Claudication is reversible but will naturally progress to irreversible damage to the leg unless something is done. An ulcer may form on the leg or gangrene may develop. The first indication that this may happen is that the pain may become constant. Once this occurs, some form of surgical procedure must be performed to save the limb.
Patients with intermittent claudication should walk for 60 minutes daily, if possible. When discomfort occurs, they should stop, allow the pain to subside, and then walk again. This is known as walking through claudication and will, over time, significantly improve the distance a patient can walk without discomfort. This occurs because the exercise stimulates the formation of new small arteries in the muscles which then take the place of the blocked arteries.
Patients should stop smoking immediately – continuing to smoke will prevent any relief of the claudication and will hasten the progression to complications such as gangrene. This is particularly true in diabetics who develop small vessel disease as a result of their illness anyway, which is further exacerbated by smoking.
When a patient is sleeping, blocks should be used to elevate the head of the bed 10-15cm.
Prophylactic foot care is especially important. Shoes should be well fitting and well ventilated. The toenails should be kept short and evenly cut. Patients should try to avoid trauma to the foot because of the possibility of ulcers forming.
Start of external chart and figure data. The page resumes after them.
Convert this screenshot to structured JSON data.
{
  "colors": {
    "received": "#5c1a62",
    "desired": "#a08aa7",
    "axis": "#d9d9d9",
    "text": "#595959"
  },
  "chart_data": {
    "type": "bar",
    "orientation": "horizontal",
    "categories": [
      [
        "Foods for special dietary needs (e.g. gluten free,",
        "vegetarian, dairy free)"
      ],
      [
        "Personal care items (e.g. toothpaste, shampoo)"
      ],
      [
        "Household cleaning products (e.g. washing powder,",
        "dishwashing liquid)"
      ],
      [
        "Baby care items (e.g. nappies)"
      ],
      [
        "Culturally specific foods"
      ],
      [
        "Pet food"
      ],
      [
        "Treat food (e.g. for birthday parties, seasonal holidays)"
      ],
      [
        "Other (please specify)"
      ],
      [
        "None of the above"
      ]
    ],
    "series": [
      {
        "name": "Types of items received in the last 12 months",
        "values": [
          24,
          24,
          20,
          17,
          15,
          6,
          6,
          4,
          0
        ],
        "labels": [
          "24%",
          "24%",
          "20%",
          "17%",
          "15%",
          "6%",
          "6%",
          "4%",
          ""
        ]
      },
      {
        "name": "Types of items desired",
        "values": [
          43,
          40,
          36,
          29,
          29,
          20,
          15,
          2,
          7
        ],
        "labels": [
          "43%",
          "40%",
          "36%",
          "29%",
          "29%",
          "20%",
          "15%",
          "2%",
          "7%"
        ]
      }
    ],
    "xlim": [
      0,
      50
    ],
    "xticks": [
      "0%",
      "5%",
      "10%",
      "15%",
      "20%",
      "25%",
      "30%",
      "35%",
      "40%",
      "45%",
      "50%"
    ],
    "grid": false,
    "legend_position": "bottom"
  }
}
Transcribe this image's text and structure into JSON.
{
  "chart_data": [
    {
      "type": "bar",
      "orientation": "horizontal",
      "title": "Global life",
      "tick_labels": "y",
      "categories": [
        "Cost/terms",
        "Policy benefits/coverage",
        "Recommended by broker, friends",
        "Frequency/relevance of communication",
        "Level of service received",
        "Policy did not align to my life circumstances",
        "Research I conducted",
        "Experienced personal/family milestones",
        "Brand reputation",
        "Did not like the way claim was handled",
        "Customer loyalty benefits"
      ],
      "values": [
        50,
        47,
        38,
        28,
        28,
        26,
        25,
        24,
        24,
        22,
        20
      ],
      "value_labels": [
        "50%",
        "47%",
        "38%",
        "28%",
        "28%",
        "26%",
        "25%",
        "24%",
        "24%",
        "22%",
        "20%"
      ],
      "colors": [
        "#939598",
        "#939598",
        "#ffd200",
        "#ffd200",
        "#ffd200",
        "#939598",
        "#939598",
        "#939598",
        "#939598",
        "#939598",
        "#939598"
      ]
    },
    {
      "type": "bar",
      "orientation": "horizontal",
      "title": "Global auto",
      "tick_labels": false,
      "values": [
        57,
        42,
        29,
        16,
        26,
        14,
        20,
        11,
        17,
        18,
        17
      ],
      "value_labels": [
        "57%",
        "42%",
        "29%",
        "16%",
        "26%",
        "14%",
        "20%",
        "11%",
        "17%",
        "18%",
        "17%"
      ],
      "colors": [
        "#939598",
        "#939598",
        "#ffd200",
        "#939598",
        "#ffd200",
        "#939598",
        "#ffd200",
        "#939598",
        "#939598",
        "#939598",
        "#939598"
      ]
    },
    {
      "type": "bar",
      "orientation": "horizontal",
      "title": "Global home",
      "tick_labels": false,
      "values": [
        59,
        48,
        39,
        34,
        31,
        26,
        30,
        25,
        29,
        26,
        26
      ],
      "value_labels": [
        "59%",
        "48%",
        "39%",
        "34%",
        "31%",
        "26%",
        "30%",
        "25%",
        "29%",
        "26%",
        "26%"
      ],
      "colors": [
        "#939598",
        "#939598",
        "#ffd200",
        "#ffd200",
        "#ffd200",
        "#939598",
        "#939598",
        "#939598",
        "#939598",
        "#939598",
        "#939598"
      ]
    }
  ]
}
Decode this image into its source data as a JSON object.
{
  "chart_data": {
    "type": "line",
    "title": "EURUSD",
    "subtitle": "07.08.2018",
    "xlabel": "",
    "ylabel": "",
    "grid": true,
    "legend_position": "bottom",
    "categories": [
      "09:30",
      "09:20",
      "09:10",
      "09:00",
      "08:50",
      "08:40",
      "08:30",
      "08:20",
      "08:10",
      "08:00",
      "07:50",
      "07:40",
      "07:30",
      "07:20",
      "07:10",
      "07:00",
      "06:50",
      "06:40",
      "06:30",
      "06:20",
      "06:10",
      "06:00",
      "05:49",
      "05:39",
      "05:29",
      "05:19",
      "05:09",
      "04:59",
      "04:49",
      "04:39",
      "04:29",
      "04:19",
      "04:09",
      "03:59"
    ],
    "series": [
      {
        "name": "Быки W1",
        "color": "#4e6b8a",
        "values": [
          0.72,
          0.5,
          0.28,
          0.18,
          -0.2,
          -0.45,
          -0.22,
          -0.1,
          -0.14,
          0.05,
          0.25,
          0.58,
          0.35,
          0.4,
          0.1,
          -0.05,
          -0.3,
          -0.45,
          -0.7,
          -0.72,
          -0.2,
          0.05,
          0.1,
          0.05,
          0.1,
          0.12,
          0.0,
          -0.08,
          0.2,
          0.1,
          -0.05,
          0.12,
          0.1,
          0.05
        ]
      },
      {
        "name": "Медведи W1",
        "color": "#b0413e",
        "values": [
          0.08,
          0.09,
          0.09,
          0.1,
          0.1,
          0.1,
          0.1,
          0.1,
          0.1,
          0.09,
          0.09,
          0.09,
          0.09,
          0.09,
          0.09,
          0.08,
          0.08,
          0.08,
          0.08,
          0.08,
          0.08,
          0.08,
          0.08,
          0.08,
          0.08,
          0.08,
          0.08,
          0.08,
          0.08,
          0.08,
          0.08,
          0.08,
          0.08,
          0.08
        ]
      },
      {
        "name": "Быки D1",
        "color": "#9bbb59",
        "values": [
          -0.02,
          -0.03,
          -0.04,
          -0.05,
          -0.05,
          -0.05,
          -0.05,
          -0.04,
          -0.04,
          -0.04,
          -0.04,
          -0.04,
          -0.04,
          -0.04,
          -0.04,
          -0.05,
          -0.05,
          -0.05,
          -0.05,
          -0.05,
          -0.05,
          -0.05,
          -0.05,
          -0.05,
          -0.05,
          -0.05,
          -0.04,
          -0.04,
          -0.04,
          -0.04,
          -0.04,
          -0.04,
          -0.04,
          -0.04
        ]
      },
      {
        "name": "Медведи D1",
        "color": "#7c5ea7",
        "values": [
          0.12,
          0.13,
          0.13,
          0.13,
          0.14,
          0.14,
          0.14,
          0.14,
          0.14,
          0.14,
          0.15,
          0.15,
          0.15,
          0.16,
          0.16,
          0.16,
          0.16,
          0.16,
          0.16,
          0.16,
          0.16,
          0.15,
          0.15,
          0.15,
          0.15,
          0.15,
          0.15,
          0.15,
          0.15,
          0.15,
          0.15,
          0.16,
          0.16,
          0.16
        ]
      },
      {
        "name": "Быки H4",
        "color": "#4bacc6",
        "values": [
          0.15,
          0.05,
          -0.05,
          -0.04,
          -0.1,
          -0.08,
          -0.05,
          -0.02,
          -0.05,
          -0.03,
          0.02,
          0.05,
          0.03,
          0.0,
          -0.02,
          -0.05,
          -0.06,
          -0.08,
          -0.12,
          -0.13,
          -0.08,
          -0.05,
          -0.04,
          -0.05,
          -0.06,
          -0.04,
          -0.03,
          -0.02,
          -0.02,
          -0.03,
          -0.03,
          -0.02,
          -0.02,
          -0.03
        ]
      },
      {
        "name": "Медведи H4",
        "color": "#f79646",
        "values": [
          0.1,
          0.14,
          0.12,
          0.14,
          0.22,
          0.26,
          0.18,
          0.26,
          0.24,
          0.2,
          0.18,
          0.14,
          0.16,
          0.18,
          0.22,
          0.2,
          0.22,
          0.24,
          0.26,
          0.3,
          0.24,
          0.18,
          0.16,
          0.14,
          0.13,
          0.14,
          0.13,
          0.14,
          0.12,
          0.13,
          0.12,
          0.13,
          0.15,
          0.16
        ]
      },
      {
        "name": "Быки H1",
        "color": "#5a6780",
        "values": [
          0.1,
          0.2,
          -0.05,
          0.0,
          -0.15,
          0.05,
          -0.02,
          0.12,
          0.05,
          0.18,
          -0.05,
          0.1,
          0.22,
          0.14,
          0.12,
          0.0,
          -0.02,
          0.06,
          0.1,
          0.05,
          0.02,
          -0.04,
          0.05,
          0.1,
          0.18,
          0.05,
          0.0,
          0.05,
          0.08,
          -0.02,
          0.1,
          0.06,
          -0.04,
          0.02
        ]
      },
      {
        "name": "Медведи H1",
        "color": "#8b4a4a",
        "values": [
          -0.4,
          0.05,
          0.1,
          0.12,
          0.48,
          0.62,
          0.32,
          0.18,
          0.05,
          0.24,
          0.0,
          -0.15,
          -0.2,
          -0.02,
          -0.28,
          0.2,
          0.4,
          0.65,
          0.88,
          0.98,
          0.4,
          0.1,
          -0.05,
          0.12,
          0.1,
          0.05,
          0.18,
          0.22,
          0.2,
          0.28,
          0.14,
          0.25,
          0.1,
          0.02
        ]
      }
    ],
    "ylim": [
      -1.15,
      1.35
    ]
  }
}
Regular visits to a podiatrist are recommended.
Exercise and stopping smoking are the mainstay of treatment in patients with claudication only. However, claudication is usually a sign of more widespread vascular disease, so this should also be investigated.
In severe cases, surgery is used to clear or bypass blocked vessels. In some cases the diseased portion of the artery may be replaced or bypassed by venous or artificial graft to allow free flow of blood. If the patient does not stop smoking, all these types of surgery are eventually unsuccessful and the artery will block again.
If treated early the prognosis is very good. Otherwise the disease may progress to slow, insidious development of tissue ischaemia, and amputation of the foot or even the whole leg, may eventually be necessary.
The best way to prevent progression is to stop smoking.
When to see your doctor
If you experience cramping pains in your calves, thighs or buttocks when walking or other forms of exercise, then you should see your doctor as soon as possible.